Beau, beau, beau et chiant à la fois !
Cette histoire de vampires n'est évidemment qu'un prétexte. C'est l'immensité du temps qui intéresse Jarmusch, la musique, l'amour peut-être. En vrai romantique resté bloqué au XIXe siècle, cultivant le spleen dans une posture misanthrope convenue, le cinéaste dandy, tout aussi lettré que raffiné, met en scène ses propres rêveries dans une sorte de poème à volonté hypnotique.
L'image est sublime, la mise en scène très élégante, la musique envoûtante. On a là le travail d'un esthète. Les séquences tournées dans les rue de Tanger et Détroit sont particulièrement belles. Mais l'esthétique du film n'existe que pour elle-même, se pâme d'elle-même, se regarde dans le beau miroir que Jarmusch lui tend.
L'émotion est totalement absente. On ne s'intéresse jamais à ce couple de vampires ayant de fait traversé les siècles, fréquenté Byron ou Schubert, évoquant avec dédain la décadence du monde. Comme ils s'appellent Adam et Ève, on imagine que Jarmusch leur prête de hautes valeurs symboliques, mais ça nous intéresse guère. En créateur coupé du monde, pur cliché romantico-tourmenté, Adam n'est pas vraiment sympathique. Ève l'est davantage, plus en phase avec le monde, mais pas vraiment passionnante. Ça bouge un peu quand Ava, sœur d'Ève, vient les bousculer, mais ça ne dure pas. Quand en partant, elle les traite de "snobs condescendants", on est bien d'accord avec elle.
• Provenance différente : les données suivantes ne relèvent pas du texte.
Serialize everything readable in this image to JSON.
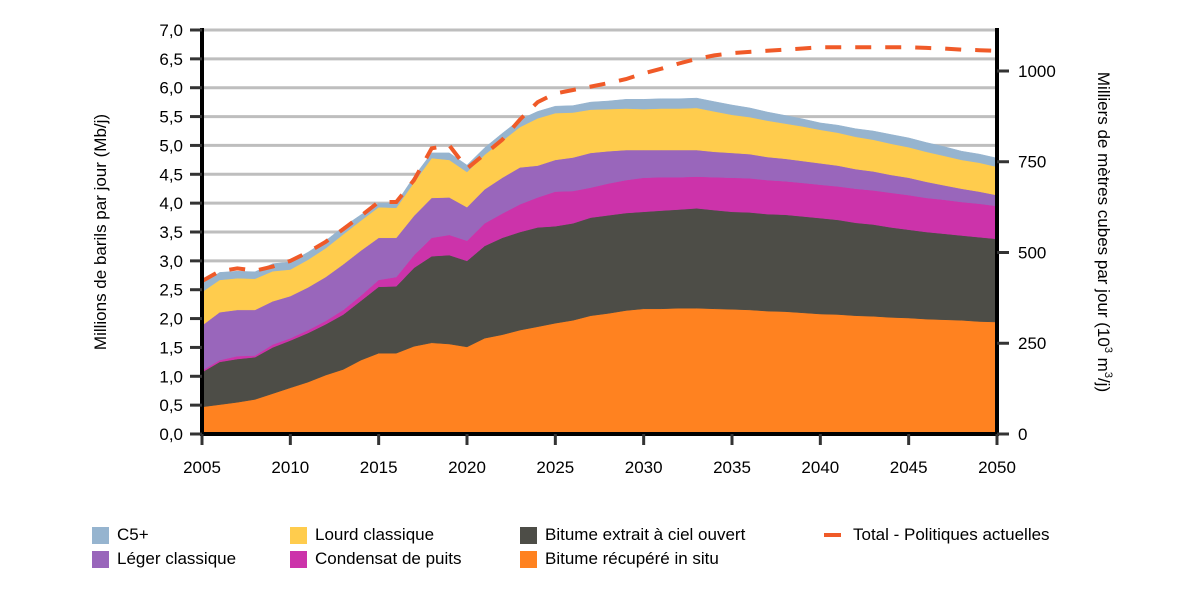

L'ennui est présent dès le début et ne nous quitte que très peu. C'est un doux ennui, pas vraiment irritant, un peu soporifique, jamais hypnotique. On regarde les belles images, la toujours impériale Tilda Swinton, la délicieuse Mia Wasikowska. On écoute la musique. On attend que ça se passe. La scène de fin est très belle.